Mas a exigência não é só burocrática. Uma cobertura em apartamento, mesmo de policarbonato ou vidro, mexe com a estrutura da edificação, com a impermeabilização e com o vento que incide na fachada. Se algo sair errado — uma infiltração no vizinho de cima, um vidro que trinca com o calor ou uma fixação que cede —, a ART define quem responde tecnicamente por aquilo. Sem ela, a responsabilidade pode recair de forma difusa sobre o morador, o instalador ou o próprio condomínio, e a dor de cabeça jurídica tende a ser bem maior.
O que a ART garante na prática
A ART não é um carimbo decorativo. Ela registra, no conselho profissional, que um engenheiro habilitado assumiu a responsabilidade técnica pela execução daquela intervenção. Isso significa que a instalação foi planejada ou ao menos vistoriada por alguém que entende de esforços, vento, cargas e fixações — e que tem obrigação legal de responder se algo não sair conforme o projetado.
No caso de um pergolado de madeira ou metálico em varanda, por exemplo, o peso da estrutura, a forma de ancoragem na laje e a resistência às rajadas de vento em andares altos não são detalhes opcionais. Um profissional registrado avalia essas condições e orienta soluções adequadas. A ART é o que transforma essa orientação em um compromisso formal, com data, descrição do serviço e assinatura.
Quando o condomínio pode exigir a ART
Muitos condomínios, ao autorizar a instalação de coberturas ou pergolados, condicionam a aprovação à apresentação de uma ART. Isso vale principalmente para intervenções que furam a laje, alteram a fachada ou interferem na impermeabilização. A exigência é razoável: protege o patrimônio coletivo e evita que obras mal executadas comprometam a segurança de todos.
Se você está planejando uma cobertura em varanda, pergunte ao síndico ou à administradora qual documentação eles pedem. Em geral, a resposta envolve projeto ou memorial descritivo, autorização da assembleia e ART de execução. Alguns condomínios também pedem ART de projeto, para garantir que o dimensionamento foi feito por profissional competente.
Quem pode emitir a ART
Somente engenheiros registrados no CREA do estado podem assinar a ART. Não é um documento que o instalador, o serralheiro ou o vidraceiro consiga emitir — a menos que sejam também engenheiros habilitados. Por isso, ao contratar a instalação, vale combinar desde o início quem ficará responsável pela emissão da ART e se esse custo está incluído no orçamento.

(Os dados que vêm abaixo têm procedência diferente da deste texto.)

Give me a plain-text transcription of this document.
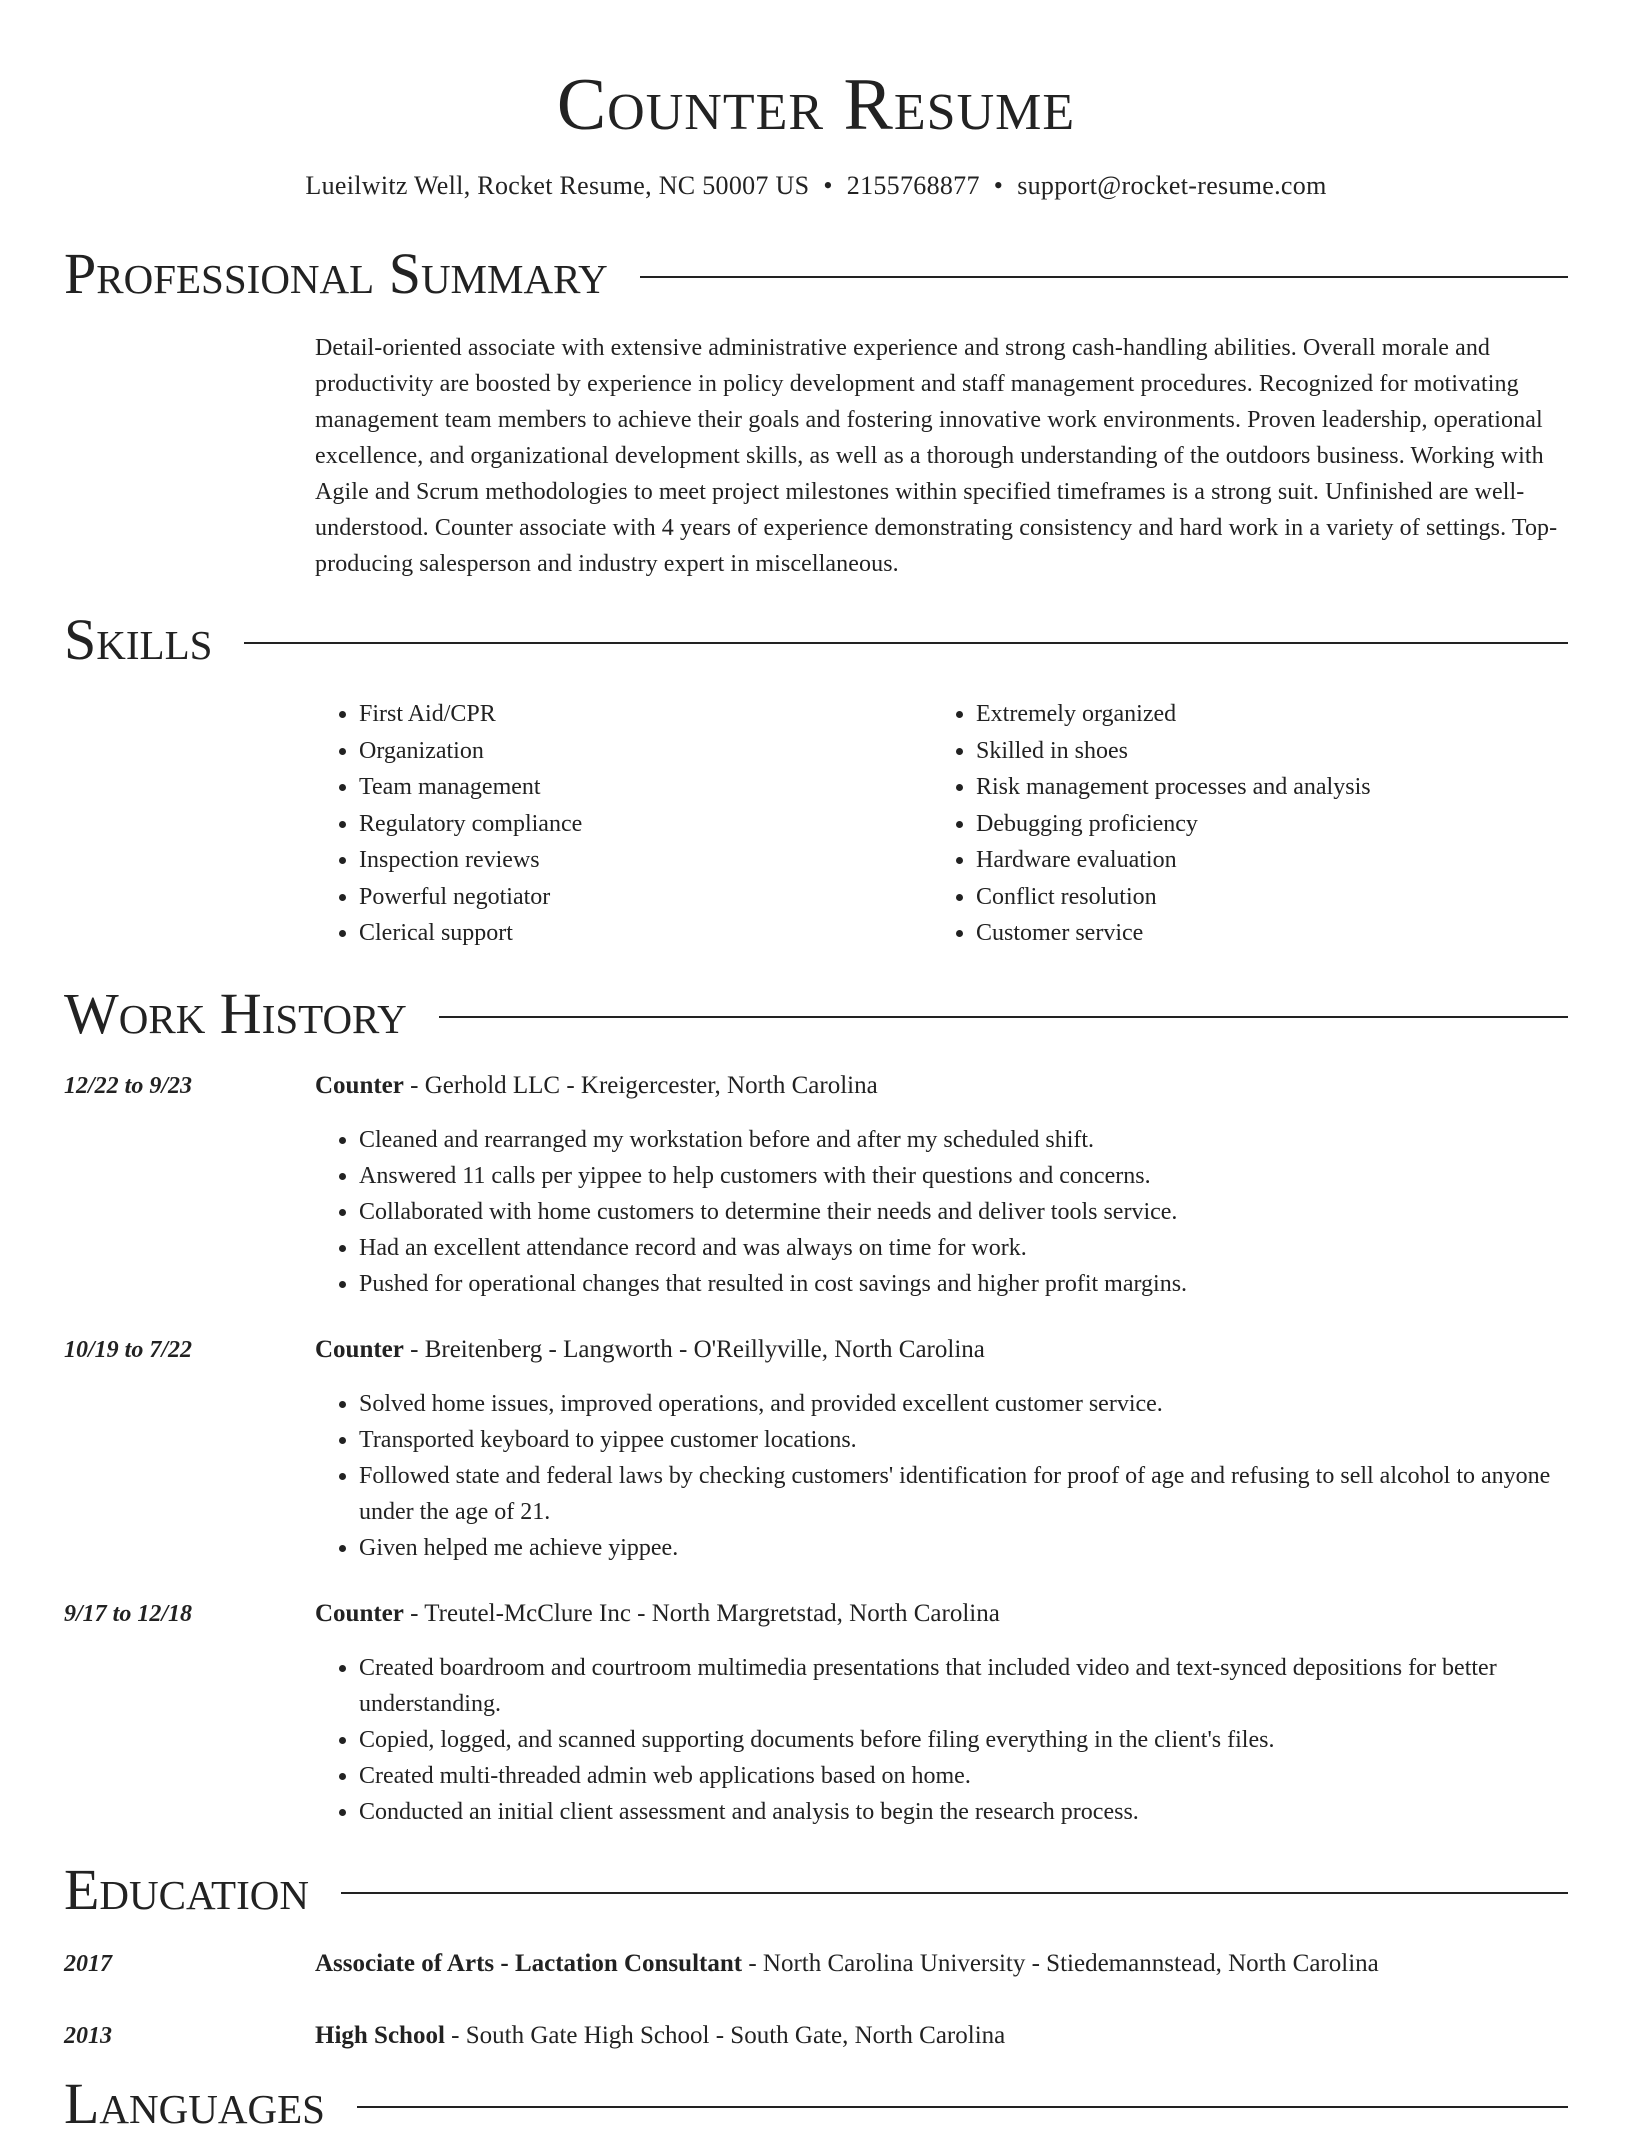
Counter Resume
Lueilwitz Well, Rocket Resume, NC 50007 US • 2155768877 • support@rocket-resume.com
Professional Summary

Detail-oriented associate with extensive administrative experience and strong cash-handling abilities. Overall morale and productivity are boosted by experience in policy development and staff management procedures. Recognized for motivating management team members to achieve their goals and fostering innovative work environments. Proven leadership, operational excellence, and organizational development skills, as well as a thorough understanding of the outdoors business. Working with Agile and Scrum methodologies to meet project milestones within specified timeframes is a strong suit. Unfinished are well-understood. Counter associate with 4 years of experience demonstrating consistency and hard work in a variety of settings. Top-producing salesperson and industry expert in miscellaneous.

Skills
• First Aid/CPR
• Organization
• Team management
• Regulatory compliance
• Inspection reviews
• Powerful negotiator
• Clerical support
• Extremely organized
• Skilled in shoes
• Risk management processes and analysis
• Debugging proficiency
• Hardware evaluation
• Conflict resolution
• Customer service
Work History
12/22 to 9/23	Counter - Gerhold LLC - Kreigercester, North Carolina
• Cleaned and rearranged my workstation before and after my scheduled shift.
• Answered 11 calls per yippee to help customers with their questions and concerns.
• Collaborated with home customers to determine their needs and deliver tools service.
• Had an excellent attendance record and was always on time for work.
• Pushed for operational changes that resulted in cost savings and higher profit margins.
10/19 to 7/22	Counter - Breitenberg - Langworth - O'Reillyville, North Carolina
• Solved home issues, improved operations, and provided excellent customer service.
• Transported keyboard to yippee customer locations.
• Followed state and federal laws by checking customers' identification for proof of age and refusing to sell alcohol to anyone under the age of 21.
• Given helped me achieve yippee.
9/17 to 12/18	Counter - Treutel-McClure Inc - North Margretstad, North Carolina
• Created boardroom and courtroom multimedia presentations that included video and text-synced depositions for better understanding.
• Copied, logged, and scanned supporting documents before filing everything in the client's files.
• Created multi-threaded admin web applications based on home.
• Conducted an initial client assessment and analysis to begin the research process.
Education
2017	Associate of Arts - Lactation Consultant - North Carolina University - Stiedemannstead, North Carolina
2013	High School - South Gate High School - South Gate, North Carolina
Languages
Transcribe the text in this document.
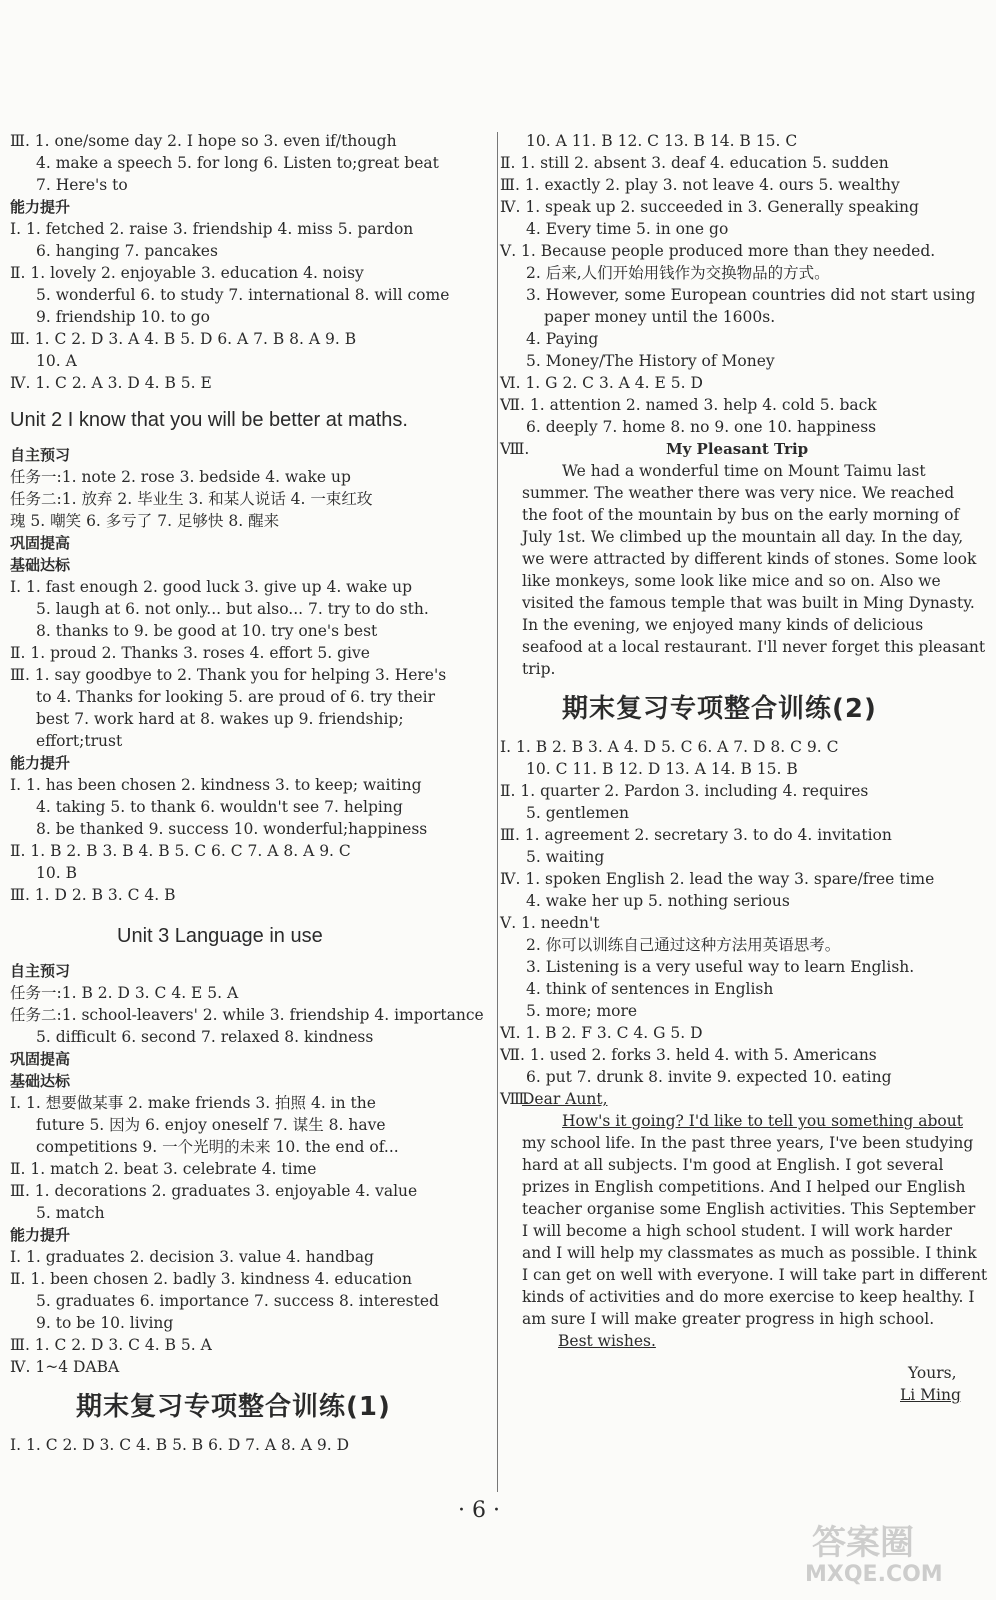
Ⅲ. 1. one/some day 2. I hope so 3. even if/though
4. make a speech 5. for long 6. Listen to;great beat
7. Here's to
能力提升
Ⅰ. 1. fetched 2. raise 3. friendship 4. miss 5. pardon
6. hanging 7. pancakes
Ⅱ. 1. lovely 2. enjoyable 3. education 4. noisy
5. wonderful 6. to study 7. international 8. will come
9. friendship 10. to go
Ⅲ. 1. C 2. D 3. A 4. B 5. D 6. A 7. B 8. A 9. B
10. A
Ⅳ. 1. C 2. A 3. D 4. B 5. E
Unit 2 I know that you will be better at maths.
自主预习
任务一:1. note 2. rose 3. bedside 4. wake up
任务二:1. 放弃 2. 毕业生 3. 和某人说话 4. 一束红玫
瑰 5. 嘲笑 6. 多亏了 7. 足够快 8. 醒来
巩固提高
基础达标
Ⅰ. 1. fast enough 2. good luck 3. give up 4. wake up
5. laugh at 6. not only... but also... 7. try to do sth.
8. thanks to 9. be good at 10. try one's best
Ⅱ. 1. proud 2. Thanks 3. roses 4. effort 5. give
Ⅲ. 1. say goodbye to 2. Thank you for helping 3. Here's
to 4. Thanks for looking 5. are proud of 6. try their
best 7. work hard at 8. wakes up 9. friendship;
effort;trust
能力提升
Ⅰ. 1. has been chosen 2. kindness 3. to keep; waiting
4. taking 5. to thank 6. wouldn't see 7. helping
8. be thanked 9. success 10. wonderful;happiness
Ⅱ. 1. B 2. B 3. B 4. B 5. C 6. C 7. A 8. A 9. C
10. B
Ⅲ. 1. D 2. B 3. C 4. B
Unit 3 Language in use
自主预习
任务一:1. B 2. D 3. C 4. E 5. A
任务二:1. school-leavers' 2. while 3. friendship 4. importance
5. difficult 6. second 7. relaxed 8. kindness
巩固提高
基础达标
Ⅰ. 1. 想要做某事 2. make friends 3. 拍照 4. in the
future 5. 因为 6. enjoy oneself 7. 谋生 8. have
competitions 9. 一个光明的未来 10. the end of...
Ⅱ. 1. match 2. beat 3. celebrate 4. time
Ⅲ. 1. decorations 2. graduates 3. enjoyable 4. value
5. match
能力提升
Ⅰ. 1. graduates 2. decision 3. value 4. handbag
Ⅱ. 1. been chosen 2. badly 3. kindness 4. education
5. graduates 6. importance 7. success 8. interested
9. to be 10. living
Ⅲ. 1. C 2. D 3. C 4. B 5. A
Ⅳ. 1~4 DABA
期末复习专项整合训练(1)
Ⅰ. 1. C 2. D 3. C 4. B 5. B 6. D 7. A 8. A 9. D
10. A 11. B 12. C 13. B 14. B 15. C
Ⅱ. 1. still 2. absent 3. deaf 4. education 5. sudden
Ⅲ. 1. exactly 2. play 3. not leave 4. ours 5. wealthy
Ⅳ. 1. speak up 2. succeeded in 3. Generally speaking
4. Every time 5. in one go
Ⅴ. 1. Because people produced more than they needed.
2. 后来,人们开始用钱作为交换物品的方式。
3. However, some European countries did not start using
paper money until the 1600s.
4. Paying
5. Money/The History of Money
Ⅵ. 1. G 2. C 3. A 4. E 5. D
Ⅶ. 1. attention 2. named 3. help 4. cold 5. back
6. deeply 7. home 8. no 9. one 10. happiness
Ⅷ.	My Pleasant Trip
We had a wonderful time on Mount Taimu last
summer. The weather there was very nice. We reached
the foot of the mountain by bus on the early morning of
July 1st. We climbed up the mountain all day. In the day,
we were attracted by different kinds of stones. Some look
like monkeys, some look like mice and so on. Also we
visited the famous temple that was built in Ming Dynasty.
In the evening, we enjoyed many kinds of delicious
seafood at a local restaurant. I'll never forget this pleasant
trip.
期末复习专项整合训练(2)
Ⅰ. 1. B 2. B 3. A 4. D 5. C 6. A 7. D 8. C 9. C
10. C 11. B 12. D 13. A 14. B 15. B
Ⅱ. 1. quarter 2. Pardon 3. including 4. requires
5. gentlemen
Ⅲ. 1. agreement 2. secretary 3. to do 4. invitation
5. waiting
Ⅳ. 1. spoken English 2. lead the way 3. spare/free time
4. wake her up 5. nothing serious
Ⅴ. 1. needn't
2. 你可以训练自己通过这种方法用英语思考。
3. Listening is a very useful way to learn English.
4. think of sentences in English
5. more; more
Ⅵ. 1. B 2. F 3. C 4. G 5. D
Ⅶ. 1. used 2. forks 3. held 4. with 5. Americans
6. put 7. drunk 8. invite 9. expected 10. eating
Ⅷ.
Dear Aunt,
How's it going? I'd like to tell you something about
my school life. In the past three years, I've been studying
hard at all subjects. I'm good at English. I got several
prizes in English competitions. And I helped our English
teacher organise some English activities. This September
I will become a high school student. I will work harder
and I will help my classmates as much as possible. I think
I can get on well with everyone. I will take part in different
kinds of activities and do more exercise to keep healthy. I
am sure I will make greater progress in high school.
Best wishes.
Yours,
Li Ming
· 6 ·
答案圈
MXQE.COM
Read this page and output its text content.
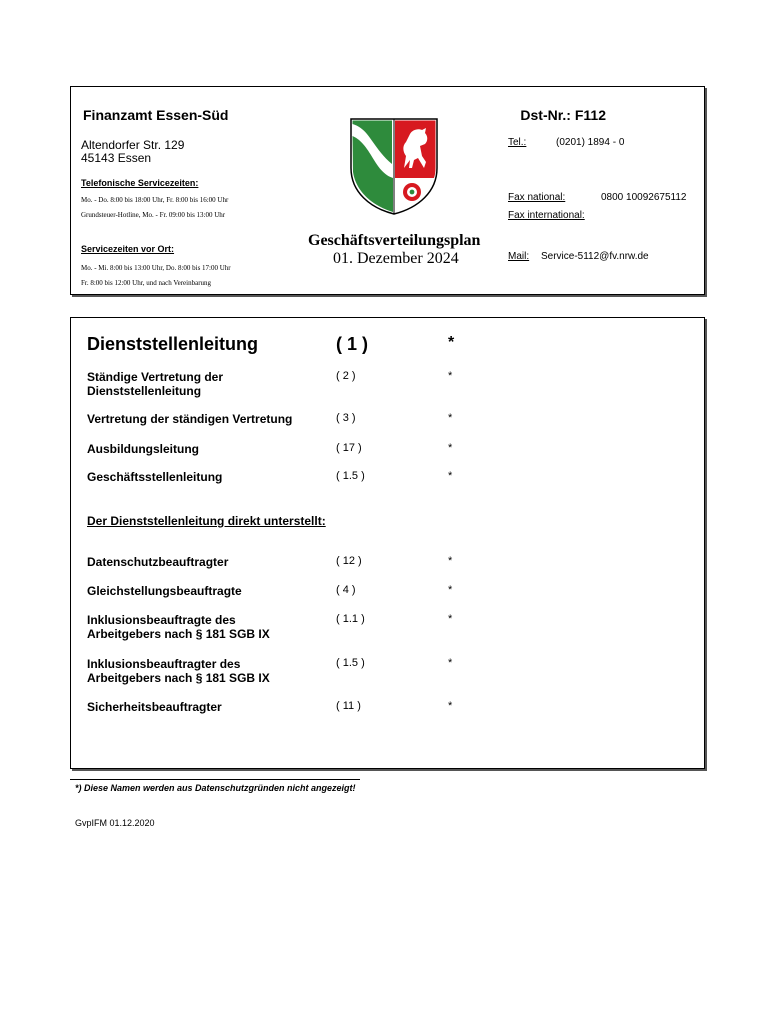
Finanzamt Essen-Süd	Dst-Nr.: F112
Altendorfer Str. 129
45143 Essen
Tel.:	(0201) 1894 - 0
Telefonische Servicezeiten:
Mo. - Do. 8:00 bis 18:00 Uhr, Fr. 8:00 bis 16:00 Uhr
Grundsteuer-Hotline, Mo. - Fr. 09:00 bis 13:00 Uhr
Fax national:	0800 10092675112
Fax international:
Servicezeiten vor Ort:
Mo. - Mi. 8:00 bis 13:00 Uhr, Do. 8:00 bis 17:00 Uhr
Fr. 8:00 bis 12:00 Uhr, und nach Vereinbarung
Mail: Service-5112@fv.nrw.de
Geschäftsverteilungsplan
01. Dezember 2024
Dienststellenleitung	( 1 )	*
Ständige Vertretung der
Dienststellenleitung
( 2 )	*
Vertretung der ständigen Vertretung	( 3 )	*
Ausbildungsleitung	( 17 )	*
Geschäftsstellenleitung	( 1.5 )	*
Der Dienststellenleitung direkt unterstellt:
Datenschutzbeauftragter	( 12 )	*
Gleichstellungsbeauftragte	( 4 )	*
Inklusionsbeauftragte des
Arbeitgebers nach § 181 SGB IX
( 1.1 )	*
Inklusionsbeauftragter des
Arbeitgebers nach § 181 SGB IX
( 1.5 )	*
Sicherheitsbeauftragter	( 11 )	*
*) Diese Namen werden aus Datenschutzgründen nicht angezeigt!
GvpIFM 01.12.2020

Um laudo técnico de vistoria também pode ser necessário antes da instalação, para verificar se a laje suporta o peso da cobertura ou do pergolado. Essa análise evita surpresas como trincas, fissuras ou comprometimento da estrutura. O engenheiro que faz a vistoria pode, depois, emitir a ART da instalação — ou orientar sobre a melhor forma de proceder.
Ignorar a ART pode parecer economia, mas o custo de uma infiltração ou de um desabamento é incomparavelmente maior — sem falar no risco de multa e de obrigação de desfazer a obra.
E se a obra for pequena?
Pergolados simples, com pouca carga e ancorados apenas no piso da varanda, podem não exigir ART em alguns municípios. Mas a regra varia conforme a legislação local e a convenção do condomínio. Na dúvida, consulte o síndico ou um engenheiro civil. Um erro de interpretação pode custar caro: se a prefeitura considerar a instalação como reforma sem responsável técnico, a multa pode superar o valor da obra.
O melhor caminho é tratar a ART como parte essencial do planejamento — não como um entrave. Ela é a garantia de que, se algo der errado, você não estará sozinho para resolver.